The design involved a symmetrical main frontage of nine bays facing towards the château with the end bays projected forward as pavilions. The central bay, which was rusticated on both floors, featured a short flight of steps leading up to a round headed doorway with a moulded surround. There was a bas-relief depicting justice at first floor level, and the whole bay was surmounted by an entablature with triptychs and a modillioned pediment with a clock in the tympanum. The other bays were fenestrated by small square windows on the ground floor and by tall casement windows with voussoirs and keystones on the first floor. At attic level there were four circular dormer windows. Internally, the principal room was the courtroom where the bailiff presided. Works of art in the courtroom included a fine hunting map of the local area.
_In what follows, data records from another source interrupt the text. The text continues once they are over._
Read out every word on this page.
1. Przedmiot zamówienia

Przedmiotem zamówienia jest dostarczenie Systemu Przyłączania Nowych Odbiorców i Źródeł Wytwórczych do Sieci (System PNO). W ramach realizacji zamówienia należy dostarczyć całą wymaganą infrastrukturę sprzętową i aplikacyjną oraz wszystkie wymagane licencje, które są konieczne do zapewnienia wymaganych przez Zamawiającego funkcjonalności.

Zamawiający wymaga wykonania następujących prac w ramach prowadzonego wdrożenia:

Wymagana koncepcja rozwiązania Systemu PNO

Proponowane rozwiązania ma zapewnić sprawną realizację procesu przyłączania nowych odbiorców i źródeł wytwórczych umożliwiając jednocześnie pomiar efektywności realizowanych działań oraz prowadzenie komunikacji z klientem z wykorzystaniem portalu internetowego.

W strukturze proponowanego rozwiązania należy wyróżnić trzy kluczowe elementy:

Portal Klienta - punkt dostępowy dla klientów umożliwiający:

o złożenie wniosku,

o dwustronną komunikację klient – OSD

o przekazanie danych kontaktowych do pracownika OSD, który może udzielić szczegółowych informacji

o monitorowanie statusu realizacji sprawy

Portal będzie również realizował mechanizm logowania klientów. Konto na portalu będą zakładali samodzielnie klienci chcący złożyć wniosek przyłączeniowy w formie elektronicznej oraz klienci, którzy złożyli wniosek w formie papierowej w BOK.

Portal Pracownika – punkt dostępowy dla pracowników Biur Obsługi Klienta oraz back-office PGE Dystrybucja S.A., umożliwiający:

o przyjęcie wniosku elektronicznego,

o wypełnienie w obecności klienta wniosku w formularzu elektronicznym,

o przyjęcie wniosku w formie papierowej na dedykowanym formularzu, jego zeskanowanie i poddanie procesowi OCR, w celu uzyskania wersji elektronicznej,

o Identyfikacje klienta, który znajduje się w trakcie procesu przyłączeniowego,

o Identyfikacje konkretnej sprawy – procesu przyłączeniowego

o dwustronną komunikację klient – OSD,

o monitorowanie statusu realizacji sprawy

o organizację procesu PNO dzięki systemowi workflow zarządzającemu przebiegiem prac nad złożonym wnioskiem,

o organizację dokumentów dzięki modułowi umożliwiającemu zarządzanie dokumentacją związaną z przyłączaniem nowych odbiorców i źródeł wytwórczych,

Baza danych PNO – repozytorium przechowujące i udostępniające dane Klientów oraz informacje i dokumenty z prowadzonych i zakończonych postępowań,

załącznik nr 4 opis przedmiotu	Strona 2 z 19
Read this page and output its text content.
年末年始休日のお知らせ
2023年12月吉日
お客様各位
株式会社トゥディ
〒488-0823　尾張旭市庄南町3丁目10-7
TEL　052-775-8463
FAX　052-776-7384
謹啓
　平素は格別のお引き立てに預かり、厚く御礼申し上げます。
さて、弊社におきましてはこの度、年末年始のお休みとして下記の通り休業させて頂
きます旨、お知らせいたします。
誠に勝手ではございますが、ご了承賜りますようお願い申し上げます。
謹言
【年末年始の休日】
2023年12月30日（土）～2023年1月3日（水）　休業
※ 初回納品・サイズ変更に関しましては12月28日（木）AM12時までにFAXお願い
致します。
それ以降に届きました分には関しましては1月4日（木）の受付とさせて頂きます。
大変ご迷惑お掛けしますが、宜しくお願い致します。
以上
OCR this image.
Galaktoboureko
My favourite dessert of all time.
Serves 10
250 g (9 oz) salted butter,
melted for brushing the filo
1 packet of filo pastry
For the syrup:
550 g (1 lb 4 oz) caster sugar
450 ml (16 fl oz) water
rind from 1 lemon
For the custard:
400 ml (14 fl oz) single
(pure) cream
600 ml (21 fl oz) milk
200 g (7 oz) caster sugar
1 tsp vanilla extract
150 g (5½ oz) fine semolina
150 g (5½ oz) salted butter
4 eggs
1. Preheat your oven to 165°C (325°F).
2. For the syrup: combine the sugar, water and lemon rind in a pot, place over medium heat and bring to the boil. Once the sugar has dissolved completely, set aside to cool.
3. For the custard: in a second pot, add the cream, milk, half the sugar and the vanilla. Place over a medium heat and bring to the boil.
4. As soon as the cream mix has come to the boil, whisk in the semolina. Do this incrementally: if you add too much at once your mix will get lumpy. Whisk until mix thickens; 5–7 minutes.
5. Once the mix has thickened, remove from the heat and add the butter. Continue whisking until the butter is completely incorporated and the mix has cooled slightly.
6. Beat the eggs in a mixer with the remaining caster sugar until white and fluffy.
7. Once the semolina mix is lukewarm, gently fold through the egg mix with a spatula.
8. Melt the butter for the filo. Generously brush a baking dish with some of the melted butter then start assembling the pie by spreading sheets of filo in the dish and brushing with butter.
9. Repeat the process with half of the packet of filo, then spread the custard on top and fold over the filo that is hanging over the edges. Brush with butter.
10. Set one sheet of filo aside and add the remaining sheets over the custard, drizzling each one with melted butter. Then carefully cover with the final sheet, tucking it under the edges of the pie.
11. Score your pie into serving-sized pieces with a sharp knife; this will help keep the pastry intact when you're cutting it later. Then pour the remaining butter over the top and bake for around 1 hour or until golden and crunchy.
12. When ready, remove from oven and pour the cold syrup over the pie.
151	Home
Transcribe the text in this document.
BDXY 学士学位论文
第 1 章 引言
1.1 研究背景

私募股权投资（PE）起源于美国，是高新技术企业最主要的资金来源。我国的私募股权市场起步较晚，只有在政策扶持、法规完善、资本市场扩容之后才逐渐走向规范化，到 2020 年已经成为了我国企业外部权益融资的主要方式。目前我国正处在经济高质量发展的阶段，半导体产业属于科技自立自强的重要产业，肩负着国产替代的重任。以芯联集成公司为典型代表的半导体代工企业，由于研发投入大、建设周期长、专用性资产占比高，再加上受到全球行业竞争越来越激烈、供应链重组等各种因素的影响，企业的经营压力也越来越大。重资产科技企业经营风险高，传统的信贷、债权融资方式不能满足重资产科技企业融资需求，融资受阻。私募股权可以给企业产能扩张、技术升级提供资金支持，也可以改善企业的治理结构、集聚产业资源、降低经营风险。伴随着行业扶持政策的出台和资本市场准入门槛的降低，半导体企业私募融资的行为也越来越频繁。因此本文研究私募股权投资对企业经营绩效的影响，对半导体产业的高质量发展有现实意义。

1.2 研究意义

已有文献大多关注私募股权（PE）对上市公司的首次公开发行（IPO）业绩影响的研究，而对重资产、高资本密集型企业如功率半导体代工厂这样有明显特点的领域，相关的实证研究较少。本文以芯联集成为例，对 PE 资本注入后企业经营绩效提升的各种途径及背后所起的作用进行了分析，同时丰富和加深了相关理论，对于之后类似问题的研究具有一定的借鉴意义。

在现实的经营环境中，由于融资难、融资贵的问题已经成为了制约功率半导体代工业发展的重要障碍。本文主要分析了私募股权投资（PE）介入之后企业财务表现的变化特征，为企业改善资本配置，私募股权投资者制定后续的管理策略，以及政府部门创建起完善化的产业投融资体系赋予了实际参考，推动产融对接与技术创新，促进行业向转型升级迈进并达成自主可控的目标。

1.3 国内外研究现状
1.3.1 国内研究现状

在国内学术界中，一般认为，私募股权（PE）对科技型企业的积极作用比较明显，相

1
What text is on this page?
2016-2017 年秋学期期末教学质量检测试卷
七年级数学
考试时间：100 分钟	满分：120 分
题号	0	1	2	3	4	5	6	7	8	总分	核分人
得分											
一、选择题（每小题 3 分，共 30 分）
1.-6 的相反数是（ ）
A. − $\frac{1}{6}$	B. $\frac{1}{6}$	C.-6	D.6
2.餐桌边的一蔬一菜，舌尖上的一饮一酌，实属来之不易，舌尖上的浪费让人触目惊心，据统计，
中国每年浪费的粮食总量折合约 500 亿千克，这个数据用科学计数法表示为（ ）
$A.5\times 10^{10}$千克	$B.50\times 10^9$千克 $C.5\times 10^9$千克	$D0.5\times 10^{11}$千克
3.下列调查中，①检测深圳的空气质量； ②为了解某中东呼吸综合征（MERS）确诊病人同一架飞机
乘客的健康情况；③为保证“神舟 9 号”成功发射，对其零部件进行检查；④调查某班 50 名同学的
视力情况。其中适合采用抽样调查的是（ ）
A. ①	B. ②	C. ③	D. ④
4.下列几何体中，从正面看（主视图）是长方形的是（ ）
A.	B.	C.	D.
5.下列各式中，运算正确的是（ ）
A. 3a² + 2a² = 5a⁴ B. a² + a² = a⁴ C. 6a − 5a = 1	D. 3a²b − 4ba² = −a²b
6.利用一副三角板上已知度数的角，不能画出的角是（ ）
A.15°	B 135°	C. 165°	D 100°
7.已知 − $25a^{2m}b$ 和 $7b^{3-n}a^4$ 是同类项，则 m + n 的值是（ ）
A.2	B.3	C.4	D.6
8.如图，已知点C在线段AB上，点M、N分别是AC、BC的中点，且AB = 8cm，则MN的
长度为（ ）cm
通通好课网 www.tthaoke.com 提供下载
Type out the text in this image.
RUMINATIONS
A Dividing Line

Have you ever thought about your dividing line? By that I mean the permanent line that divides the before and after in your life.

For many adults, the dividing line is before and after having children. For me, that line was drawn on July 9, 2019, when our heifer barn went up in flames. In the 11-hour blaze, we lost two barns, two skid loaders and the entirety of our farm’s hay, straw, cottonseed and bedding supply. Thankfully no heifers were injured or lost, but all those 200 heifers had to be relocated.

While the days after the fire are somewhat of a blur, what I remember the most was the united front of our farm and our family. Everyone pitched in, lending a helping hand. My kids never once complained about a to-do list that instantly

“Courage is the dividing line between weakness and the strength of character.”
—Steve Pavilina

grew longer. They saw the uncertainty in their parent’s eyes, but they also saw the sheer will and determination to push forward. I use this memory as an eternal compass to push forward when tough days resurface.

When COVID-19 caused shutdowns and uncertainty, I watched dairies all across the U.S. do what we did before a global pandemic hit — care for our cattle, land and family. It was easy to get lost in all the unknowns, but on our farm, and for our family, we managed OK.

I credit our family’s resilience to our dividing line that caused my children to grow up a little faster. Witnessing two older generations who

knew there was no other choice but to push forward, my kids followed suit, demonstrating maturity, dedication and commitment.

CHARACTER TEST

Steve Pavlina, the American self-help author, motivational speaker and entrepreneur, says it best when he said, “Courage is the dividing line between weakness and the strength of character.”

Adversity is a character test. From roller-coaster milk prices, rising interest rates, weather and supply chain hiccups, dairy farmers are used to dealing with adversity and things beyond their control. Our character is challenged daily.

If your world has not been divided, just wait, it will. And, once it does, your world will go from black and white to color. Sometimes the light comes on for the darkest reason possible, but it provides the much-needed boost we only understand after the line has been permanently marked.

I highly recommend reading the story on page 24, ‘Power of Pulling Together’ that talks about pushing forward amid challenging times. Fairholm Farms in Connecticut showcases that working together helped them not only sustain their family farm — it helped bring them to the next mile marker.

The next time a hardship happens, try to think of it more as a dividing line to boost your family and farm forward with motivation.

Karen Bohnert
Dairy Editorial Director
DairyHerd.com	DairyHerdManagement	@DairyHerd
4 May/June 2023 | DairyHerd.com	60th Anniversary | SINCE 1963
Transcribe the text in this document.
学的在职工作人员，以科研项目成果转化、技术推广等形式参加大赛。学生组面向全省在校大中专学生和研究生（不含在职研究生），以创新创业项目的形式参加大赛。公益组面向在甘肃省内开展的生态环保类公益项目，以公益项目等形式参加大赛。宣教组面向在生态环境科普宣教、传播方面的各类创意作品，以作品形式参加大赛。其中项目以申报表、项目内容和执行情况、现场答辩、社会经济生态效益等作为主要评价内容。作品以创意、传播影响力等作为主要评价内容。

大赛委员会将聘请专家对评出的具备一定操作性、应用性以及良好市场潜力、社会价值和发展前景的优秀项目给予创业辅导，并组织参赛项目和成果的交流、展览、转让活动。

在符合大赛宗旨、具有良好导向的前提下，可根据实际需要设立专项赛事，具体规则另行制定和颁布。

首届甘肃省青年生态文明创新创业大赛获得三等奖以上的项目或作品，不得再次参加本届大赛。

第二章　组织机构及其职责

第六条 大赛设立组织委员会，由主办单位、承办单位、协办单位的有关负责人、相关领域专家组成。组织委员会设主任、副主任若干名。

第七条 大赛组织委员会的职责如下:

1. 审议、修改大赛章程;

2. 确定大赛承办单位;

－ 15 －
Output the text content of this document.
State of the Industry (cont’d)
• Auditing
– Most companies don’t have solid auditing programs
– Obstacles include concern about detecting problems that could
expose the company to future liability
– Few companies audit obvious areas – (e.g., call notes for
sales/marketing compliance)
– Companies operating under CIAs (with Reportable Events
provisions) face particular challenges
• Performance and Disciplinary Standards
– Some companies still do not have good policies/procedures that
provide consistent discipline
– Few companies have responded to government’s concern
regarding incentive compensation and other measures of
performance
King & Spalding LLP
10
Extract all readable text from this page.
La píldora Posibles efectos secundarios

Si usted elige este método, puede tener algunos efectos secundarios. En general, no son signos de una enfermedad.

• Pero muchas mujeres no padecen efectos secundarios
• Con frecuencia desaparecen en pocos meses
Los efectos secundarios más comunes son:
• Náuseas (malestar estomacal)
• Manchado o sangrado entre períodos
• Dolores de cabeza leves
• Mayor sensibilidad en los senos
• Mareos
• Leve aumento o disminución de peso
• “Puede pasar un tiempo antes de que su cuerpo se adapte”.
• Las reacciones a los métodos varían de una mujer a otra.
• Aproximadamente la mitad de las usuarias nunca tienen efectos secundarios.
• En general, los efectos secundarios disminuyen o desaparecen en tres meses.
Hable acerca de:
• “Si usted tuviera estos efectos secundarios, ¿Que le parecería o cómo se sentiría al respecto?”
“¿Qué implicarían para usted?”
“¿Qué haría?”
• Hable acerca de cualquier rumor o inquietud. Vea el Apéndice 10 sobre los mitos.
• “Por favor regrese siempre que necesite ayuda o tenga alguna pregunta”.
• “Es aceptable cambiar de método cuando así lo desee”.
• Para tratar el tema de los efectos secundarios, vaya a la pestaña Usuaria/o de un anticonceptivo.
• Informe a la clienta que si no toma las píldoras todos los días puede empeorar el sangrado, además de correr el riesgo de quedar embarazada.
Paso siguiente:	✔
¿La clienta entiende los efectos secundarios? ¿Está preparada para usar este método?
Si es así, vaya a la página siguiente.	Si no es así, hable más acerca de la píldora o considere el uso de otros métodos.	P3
Following the French Revolution, the emperor Napoleon took possession of the château in March 1806 and then gave the bailiff's courthouse to the town council to serve as its town hall. A panel bearing the inscription "Hôtel de Ville donné aux habitants par Napoléon le Grand en 1809" (Town hall donated to the inhabitants of Rambouillet by Napoleon the Great, [in the] Year 1809) was installed above the central bay. The courtroom was subsequently converted for use as the Salle du Conseil (council chamber). An octagonal belfry designed by Charles Avril was installed on the roof in 1862.

On 16 August 1944, during the Second World War, American troops arrived in a jeep at the town hall and German troops were subsequently rounded up and held prisoner by the French Forces of the Interior in the south wing of the town hall.

The original double-panel wooden door was replaced by a glass door, giving extra light to the foyer, in 1975, and repairs to the windows were carried out in 2019.